Kwacha falls as govt warns on FX reserves depletion

Zambia’s under-pressure kwacha fell on Friday, shedding around 2 percent after the country’s finance minister signalled that interventions that have supported the currency since steep declines on Monday would be scaled back.

The kwacha fell more than 17 percent against the dollar on Monday, its biggest one-day fall on record, as the price of the country’s main export copper hit a one-month low amid concerns over the local operations of mining giant Glencore. A rating downgrade the previous Friday from credit agency Moody’s also weighed..

The kwacha clawed back some of its losses in the three days to Thursday as the central bank supported it by selling dollars in the market.But Finance Minister Alexander Chikwanda said on Friday the government would not run down its hard currency reserves and planned to maintain a free floating exchange rate.”We will not undertake any measures that will lead to the depletion of our meagre foreign exchange reserves,” he told parliament.

The kwacha traded down more than 2 percent at 12.1200 per dollar at 1006 GMT.John Mapiye, head of Treasury at local bank BancABC, said Chikwanda’s statement meant that the central bank would not sell dollars as aggressively as it had done over the last few days.”The kwacha was appreciating …because the central bank was selling dollars,” Mapiye said. “Today, we have not seen them in the market and the kwacha has gone back where it was.”

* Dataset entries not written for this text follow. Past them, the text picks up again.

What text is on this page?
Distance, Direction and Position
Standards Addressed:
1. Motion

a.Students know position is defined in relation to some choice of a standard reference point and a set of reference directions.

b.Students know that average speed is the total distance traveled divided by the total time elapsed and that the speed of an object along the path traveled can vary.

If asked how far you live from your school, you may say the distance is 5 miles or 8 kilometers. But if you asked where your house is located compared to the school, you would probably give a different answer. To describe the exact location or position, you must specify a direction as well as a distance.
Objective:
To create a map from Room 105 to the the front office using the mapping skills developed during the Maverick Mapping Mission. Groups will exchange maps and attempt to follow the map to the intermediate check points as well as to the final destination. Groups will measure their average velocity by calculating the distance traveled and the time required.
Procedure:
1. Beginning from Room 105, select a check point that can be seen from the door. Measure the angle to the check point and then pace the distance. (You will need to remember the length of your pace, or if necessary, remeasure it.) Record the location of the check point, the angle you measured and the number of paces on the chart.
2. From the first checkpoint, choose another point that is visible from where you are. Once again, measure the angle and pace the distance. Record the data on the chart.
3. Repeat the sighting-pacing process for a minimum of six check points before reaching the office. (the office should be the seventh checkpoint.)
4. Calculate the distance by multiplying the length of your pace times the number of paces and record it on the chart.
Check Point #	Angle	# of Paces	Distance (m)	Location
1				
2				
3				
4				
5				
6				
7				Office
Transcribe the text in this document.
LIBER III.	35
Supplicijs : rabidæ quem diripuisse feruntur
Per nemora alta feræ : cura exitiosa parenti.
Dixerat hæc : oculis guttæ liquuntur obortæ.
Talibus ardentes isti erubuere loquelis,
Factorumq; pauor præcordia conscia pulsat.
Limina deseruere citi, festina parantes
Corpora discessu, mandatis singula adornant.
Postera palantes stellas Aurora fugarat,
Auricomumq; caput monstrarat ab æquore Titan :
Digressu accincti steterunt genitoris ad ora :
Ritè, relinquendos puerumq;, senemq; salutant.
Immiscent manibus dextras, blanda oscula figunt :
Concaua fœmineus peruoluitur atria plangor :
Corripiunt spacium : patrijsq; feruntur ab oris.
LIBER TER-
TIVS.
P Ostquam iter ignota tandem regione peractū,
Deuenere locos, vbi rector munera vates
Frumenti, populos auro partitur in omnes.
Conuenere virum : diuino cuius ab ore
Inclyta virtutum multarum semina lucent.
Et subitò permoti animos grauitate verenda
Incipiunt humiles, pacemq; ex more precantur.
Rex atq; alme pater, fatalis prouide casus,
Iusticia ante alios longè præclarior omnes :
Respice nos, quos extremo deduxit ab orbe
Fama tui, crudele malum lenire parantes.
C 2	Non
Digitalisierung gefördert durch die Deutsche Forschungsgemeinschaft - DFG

The largest mining union in Zambia, Africa’s second largest copper producer, expressed concern on Thursday about the kwacha’s rapid depreciation at a time when mines were already hit by falling copper prices and a power shortage.The central bank was likely to lift the cap on bank lending interest rates, which stands at 24.5 percent, Mapiye said.

“This would bring in foreign exchange because as it is an exporter would rather get an overdraft from a bank instead of selling dollars to meet kwacha obligations,” he said.The International Monetary Fund said in May that Zambia’s economy was at risk from budget imbalances, lower copper prices and policy uncertainties. Chikwanda told Reuters this month the economy was likely to grow less than 5 percent this year, undershooting a 6 percent forecast.